Утомленный физически и душевно, Дюмурье забыл лично обозреть находившийся очень близко от него проход Круа-о-Буа, который ему описывали как непроходимый, особенно для кавалерии и артиллерии. Генерал велел, однако, занять этот проход полку драгун и двум батальонам волонтеров с двумя пушками. Но вследствие перемещения войск ущелье оставалось некоторое время открытым неприятелю. Многочисленные шпионы, которых эмигранты имели в аргонских деревнях, поспешили указать эту ошибку генералу Клерфэ. Последний немедленно отрядил восемь тысяч человек под началом молодого принца де Линя и завладел проходом. Дюмурье, узнав об этой неудаче, отдает генералу Шазо две бригады, шесть эскадронов своих лучших войск, четыре артиллерийских орудия, кроме батальонных пушек, и приказывает атаковать ущелье и отбить его во что бы то ни стало. А затем посылает к Шазо каждый час своих адъютантов, чтобы ускорить его марш.
В этой неизвестности проходят сутки. Наконец 14-го числа вечером полученная от Шазо записка извещает, что он взял приступом австрийские окопы, защищаемые неприятелем с отчаянным мужеством, что восемьсот трупов устилают проход и что сам принц де Линь заплатил жизнью за свою минутную победу.
Но только эту записку читают в лагере Гранпре и Дюмурье успокаивается относительно своей безопасности, как Клерфэ, горя желанием отомстить за смерть принца де Линя, устремляет все свои колонны в это ущелье, громит Шазо с фронта и с обоих флангов, заставляет спуститься из леса в равнину, отрезает ему сообщение с лагерем Гранпре и отбрасывает к дороге на Вузье. В ту же минуту корпус эмигрантов атакует генерала Дюбуке в ущелье Шен-Попюле. Дюбуке разбит и удаляется на Шалон. Эти два несчастия поражают Дюмурье одновременно. Голос целой армии указывает Дюмурье в качестве убежища Шалон.
Но Клерфэ во главе 20 тысяч человек идет отрезать ему сообщение с Шалоном. Герцог Брауншвейгский с 70 тысячами пруссаков запирает Дюмурье с трех других сторон в лагере Гранпре. Необходимость указывает ему план кампании; но этот план состоит в отступлении. Тогда Дюмурье задумывает план еще смелее Аргонского. Он становится глух к боязливым советам военного искусства и слушает только свой энтузиазм, заменяющий гению военную тактику.

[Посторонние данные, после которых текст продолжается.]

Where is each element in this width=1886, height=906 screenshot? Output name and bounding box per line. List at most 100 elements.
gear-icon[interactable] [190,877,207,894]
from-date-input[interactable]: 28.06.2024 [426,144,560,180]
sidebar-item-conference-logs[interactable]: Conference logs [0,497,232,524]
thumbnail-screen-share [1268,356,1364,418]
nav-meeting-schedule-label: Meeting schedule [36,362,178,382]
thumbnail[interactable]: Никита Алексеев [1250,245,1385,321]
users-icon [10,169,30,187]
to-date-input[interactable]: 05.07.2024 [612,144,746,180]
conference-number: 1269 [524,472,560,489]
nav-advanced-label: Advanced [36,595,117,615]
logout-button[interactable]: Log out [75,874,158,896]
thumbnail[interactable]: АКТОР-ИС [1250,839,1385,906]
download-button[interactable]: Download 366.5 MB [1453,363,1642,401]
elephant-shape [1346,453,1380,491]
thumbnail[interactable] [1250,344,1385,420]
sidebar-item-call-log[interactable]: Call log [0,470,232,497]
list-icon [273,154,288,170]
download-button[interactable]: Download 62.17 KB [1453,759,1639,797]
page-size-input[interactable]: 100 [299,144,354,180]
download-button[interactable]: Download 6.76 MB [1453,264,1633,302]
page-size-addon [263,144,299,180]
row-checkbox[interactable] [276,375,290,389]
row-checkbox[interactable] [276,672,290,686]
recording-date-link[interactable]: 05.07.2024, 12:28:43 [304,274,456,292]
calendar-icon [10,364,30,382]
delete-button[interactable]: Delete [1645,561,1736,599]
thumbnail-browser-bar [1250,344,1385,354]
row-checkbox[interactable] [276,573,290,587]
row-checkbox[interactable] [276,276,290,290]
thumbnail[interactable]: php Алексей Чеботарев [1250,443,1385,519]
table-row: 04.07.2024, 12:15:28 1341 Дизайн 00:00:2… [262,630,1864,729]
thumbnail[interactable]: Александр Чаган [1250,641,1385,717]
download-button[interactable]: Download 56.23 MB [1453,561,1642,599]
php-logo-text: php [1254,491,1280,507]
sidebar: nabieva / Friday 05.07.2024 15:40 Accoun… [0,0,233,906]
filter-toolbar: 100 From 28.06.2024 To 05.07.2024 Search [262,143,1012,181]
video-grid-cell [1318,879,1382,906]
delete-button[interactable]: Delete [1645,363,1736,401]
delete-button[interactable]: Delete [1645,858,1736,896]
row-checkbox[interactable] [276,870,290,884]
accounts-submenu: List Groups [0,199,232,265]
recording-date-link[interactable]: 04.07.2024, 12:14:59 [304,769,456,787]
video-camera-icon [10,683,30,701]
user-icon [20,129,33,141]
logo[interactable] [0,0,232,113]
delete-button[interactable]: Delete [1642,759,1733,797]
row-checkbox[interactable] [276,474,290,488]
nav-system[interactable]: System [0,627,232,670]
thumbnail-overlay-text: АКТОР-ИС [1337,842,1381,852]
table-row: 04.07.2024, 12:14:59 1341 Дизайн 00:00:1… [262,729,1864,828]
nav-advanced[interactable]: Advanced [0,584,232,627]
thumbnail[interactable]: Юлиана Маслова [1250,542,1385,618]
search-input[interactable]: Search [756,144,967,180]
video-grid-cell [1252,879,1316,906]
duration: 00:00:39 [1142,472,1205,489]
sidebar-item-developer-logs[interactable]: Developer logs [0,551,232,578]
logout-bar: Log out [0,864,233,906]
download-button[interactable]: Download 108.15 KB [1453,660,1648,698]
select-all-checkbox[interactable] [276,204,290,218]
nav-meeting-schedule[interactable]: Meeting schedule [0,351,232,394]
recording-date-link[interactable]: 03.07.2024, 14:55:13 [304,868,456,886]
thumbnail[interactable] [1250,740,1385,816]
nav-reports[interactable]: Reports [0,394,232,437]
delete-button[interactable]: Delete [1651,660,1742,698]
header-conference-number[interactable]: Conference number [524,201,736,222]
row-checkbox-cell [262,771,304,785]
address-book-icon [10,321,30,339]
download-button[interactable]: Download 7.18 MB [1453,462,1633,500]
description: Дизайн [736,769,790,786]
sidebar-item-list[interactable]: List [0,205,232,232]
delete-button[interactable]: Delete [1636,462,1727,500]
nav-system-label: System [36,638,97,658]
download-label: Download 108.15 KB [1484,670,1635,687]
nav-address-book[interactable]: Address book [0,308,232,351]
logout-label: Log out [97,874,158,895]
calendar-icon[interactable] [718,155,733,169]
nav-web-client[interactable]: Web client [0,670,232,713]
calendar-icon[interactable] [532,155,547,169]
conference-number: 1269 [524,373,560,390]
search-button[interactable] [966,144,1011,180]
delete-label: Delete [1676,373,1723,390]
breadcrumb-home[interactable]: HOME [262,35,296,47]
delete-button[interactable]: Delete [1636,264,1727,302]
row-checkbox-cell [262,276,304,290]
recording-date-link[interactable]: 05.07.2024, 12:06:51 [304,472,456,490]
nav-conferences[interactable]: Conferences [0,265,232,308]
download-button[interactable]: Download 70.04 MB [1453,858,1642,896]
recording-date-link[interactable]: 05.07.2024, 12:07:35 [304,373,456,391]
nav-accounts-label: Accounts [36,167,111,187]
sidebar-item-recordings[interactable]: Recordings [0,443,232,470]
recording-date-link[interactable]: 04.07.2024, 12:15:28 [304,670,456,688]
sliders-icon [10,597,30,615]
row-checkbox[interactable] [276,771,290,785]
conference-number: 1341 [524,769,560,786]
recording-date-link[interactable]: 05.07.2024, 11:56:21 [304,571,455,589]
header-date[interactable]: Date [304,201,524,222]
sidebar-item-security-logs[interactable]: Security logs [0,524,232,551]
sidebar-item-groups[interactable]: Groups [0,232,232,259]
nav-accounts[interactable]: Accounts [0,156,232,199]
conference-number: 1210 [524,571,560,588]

Дюмурье запирается со своими адъютантами и начальниками корпусов. Он дает каждому приказания, сообразуя их со своим новым решением. Келлерману — продолжать свой марш и направиться на Сен-Менегу, маленький город на оконечности Аргонского леса, между Арденнами и Шампанью. Бернонвилю — выступить из Ретеля, обогнуть реку Эну, избегая приближаться к Аргонну, чтобы предохранить свои фланги от атаки Клерфэ. Диллону — защищать два аргонских ущелья, которые удерживают еще пруссаков на некотором расстоянии от Гранпре, и двинуть войска по ту сторону леса, чтобы застичь врасплох герцога Брауншвейгского. Шазо — возвратиться в Отри. Генералу Спарре — сформировать лагерь перед Шалоном для всех батальонов, которые к нему прибывают; этот резерв Дюмурье готовил на случай неудачи в сражении.